Looking at our own campus as a microcosm of the art world, Claire Trevor recently held the 12th annual juried undergraduate exhibition titled: “Always Keep Footprints Between You and the Sun,” that ran from March 31 through April 16. The nine works of art filling the University Art Gallery were selected from a pool of student candidates. The two rooms of the gallery contained these works, which were done through various forms of media that were primarily pale in color and mysterious in meaning. A binder at the entrance listed the artists’ descriptions of their works, but it was hard to match those to the actual work when walking through without the reference book.

Instead, the works stood on their own, somewhat baffling without the explanation of the artists’ thinking: canvases painted white that matched the texture of the wall, a large mural-sized tarp with splotched square strokes leaning against a wall and a rectangular prism almost three feet tall made of rice and glue were just a few of the works on display. These pieces contain no figures or recognizable objects within them, and without any description they were difficult to interpret — the kind of modern art that can be written off as nonsensical.

The truth is, they aren’t nonsensical; there’s a whole story behind them just like any of Michelangelo’s world-famous paintings. Each artist has an extremely well-thought out description of their work that subtly connects back to the theme of the show—tracking an idea, a person, a goal, but also how that turns on the tracker and affects her. The description of the show states, “We are thus compelled to ponder the larger philosophical conundrum: In the game of pursuit, why is it often not clear just who is the predator and who is the prey?  Are we not, in fact, equally played by the very games we purport to master?”

What I am getting at then is that modern art, however bizarre and uninviting it seems, evaluates issues and gives artists a hyper-individualized way to address it in any way they see fit.

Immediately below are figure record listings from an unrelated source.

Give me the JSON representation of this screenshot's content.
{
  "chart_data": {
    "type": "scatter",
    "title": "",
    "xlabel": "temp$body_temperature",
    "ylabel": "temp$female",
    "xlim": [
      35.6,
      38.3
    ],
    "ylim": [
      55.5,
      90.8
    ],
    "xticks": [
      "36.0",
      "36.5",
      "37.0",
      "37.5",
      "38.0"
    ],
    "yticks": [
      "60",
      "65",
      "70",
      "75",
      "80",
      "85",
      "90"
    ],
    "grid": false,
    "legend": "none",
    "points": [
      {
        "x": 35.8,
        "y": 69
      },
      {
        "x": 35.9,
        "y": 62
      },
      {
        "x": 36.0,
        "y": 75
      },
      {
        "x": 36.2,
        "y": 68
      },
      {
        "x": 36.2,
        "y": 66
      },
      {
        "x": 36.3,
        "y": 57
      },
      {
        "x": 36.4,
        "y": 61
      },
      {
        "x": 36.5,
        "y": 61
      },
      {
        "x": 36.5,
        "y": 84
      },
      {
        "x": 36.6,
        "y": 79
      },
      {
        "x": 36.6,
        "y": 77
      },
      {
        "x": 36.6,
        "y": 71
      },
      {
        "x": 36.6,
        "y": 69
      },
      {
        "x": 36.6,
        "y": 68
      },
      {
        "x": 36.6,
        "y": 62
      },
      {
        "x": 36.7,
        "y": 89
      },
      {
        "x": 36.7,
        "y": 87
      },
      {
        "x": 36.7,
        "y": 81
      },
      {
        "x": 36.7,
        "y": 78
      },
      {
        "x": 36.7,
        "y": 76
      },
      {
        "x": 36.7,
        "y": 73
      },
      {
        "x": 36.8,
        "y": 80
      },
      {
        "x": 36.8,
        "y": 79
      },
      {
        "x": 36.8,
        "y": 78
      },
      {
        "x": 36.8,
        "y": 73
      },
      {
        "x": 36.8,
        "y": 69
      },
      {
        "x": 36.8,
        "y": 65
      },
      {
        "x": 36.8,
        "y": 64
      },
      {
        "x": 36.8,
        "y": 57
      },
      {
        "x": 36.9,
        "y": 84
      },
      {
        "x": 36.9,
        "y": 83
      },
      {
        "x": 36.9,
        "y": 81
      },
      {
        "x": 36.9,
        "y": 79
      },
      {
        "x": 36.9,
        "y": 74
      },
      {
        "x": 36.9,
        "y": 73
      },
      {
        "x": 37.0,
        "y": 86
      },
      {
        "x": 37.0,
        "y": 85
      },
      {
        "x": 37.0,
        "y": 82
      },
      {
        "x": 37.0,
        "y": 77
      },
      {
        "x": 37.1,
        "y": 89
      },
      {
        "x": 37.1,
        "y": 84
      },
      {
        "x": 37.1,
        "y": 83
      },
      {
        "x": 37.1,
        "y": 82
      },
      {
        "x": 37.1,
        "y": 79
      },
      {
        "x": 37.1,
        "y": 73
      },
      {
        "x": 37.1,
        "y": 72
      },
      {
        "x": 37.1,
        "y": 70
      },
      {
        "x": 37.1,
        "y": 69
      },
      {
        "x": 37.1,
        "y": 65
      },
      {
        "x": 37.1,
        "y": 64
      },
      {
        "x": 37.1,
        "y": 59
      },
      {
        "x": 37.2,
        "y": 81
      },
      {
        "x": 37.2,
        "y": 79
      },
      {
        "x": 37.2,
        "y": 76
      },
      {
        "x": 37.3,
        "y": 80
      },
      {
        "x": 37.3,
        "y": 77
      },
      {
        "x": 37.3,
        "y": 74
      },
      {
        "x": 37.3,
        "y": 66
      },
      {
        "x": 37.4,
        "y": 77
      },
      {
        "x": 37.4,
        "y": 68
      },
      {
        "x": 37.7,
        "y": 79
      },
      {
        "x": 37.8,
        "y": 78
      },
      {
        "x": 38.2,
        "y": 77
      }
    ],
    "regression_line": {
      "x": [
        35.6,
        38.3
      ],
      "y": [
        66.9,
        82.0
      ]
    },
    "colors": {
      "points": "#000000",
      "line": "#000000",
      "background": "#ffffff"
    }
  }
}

Some of these objectives are a little clearer, like Sabrina Sharifi’s video, Anonymous, that shows the artist in a handmade burka, a garment traditionally associated with Islam, to which she has added a black strip over the eyes. Wearing this burka in public places is Sharifi’s effort to question and defy the religious intolerance within Western culture.

Modern art addresses modern and age-old issues of politics, philosophy and aesthetics, so give it a chance. Check out art made by UCI students who have opinions and ideas that deserve to be expressed and heard, and most of all, remain open-minded.